Accounts filed for Linkedin Technology revealed the company pulled in profit of $86.7m (£67.1m) in 2018, a huge increase on the $10m posted the year before.
The sharp increase, first reported by the Times, was driven by the sale of Linkedin’s intellectual property (IP) to Microsoft after its $26bn takeover in 2016.
Linkedin’s other principle Irish subsidiary, Linkedin Ireland, posted a profit of $2.7bn in 2017 due to the IP handover.
Despite its hefty profit, Linkedin Technology paid no corporation tax for 2018. A note in its accounts stated: “As the company is Isle of Man tax resident, accordingly the company is subject to the Isle of Man income tax at a rate of 0 per cent on any profits made.”
Similarly, Linkedin Ireland paid just $127m in corporation tax on its profit for 2017, well below the standard rate of 12.5 per cent, as the majority of its profit was not liable for income tax.
Tech giants such as Google, Amazon and Facebook have faced criticism amid concerns they are dodging corporate taxes by booking profit in low-tax jurisdictions such as Ireland.

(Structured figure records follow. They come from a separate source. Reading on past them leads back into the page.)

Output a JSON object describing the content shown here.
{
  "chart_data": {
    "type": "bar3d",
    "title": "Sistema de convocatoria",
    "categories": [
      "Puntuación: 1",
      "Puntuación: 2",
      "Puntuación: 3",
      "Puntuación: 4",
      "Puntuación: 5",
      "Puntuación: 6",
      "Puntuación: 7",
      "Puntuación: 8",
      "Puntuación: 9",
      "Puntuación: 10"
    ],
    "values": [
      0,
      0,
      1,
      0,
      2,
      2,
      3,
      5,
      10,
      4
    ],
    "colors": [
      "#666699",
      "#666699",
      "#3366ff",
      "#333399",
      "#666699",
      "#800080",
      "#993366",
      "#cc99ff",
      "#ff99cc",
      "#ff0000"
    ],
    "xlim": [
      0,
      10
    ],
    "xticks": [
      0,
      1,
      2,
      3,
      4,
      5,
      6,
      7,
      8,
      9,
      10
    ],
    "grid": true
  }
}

In October the Organisation for Economic Cooperation and Development laid out proposals for a shake-up of the tax regime to enable governments to levy tax on cross-border companies based on income from sales in their countries.
Linkedin’s filings showed it employed 1,300 people in Ireland last year, while it expected its operations in the country to expand to support revenue growth.
A Linkedin spokesperson said: “Linkedin pays all the taxes we’re due to pay, in all the markets that we operate, including Ireland.
“Last year in Ireland, Linkedin paid $16m in tax, which represents an effective tax rate of 20 per cent. In addition, Linkedin makes a substantial contribution to the Irish economy having invested significantly in the development of our EMEA headquarters in Dublin.”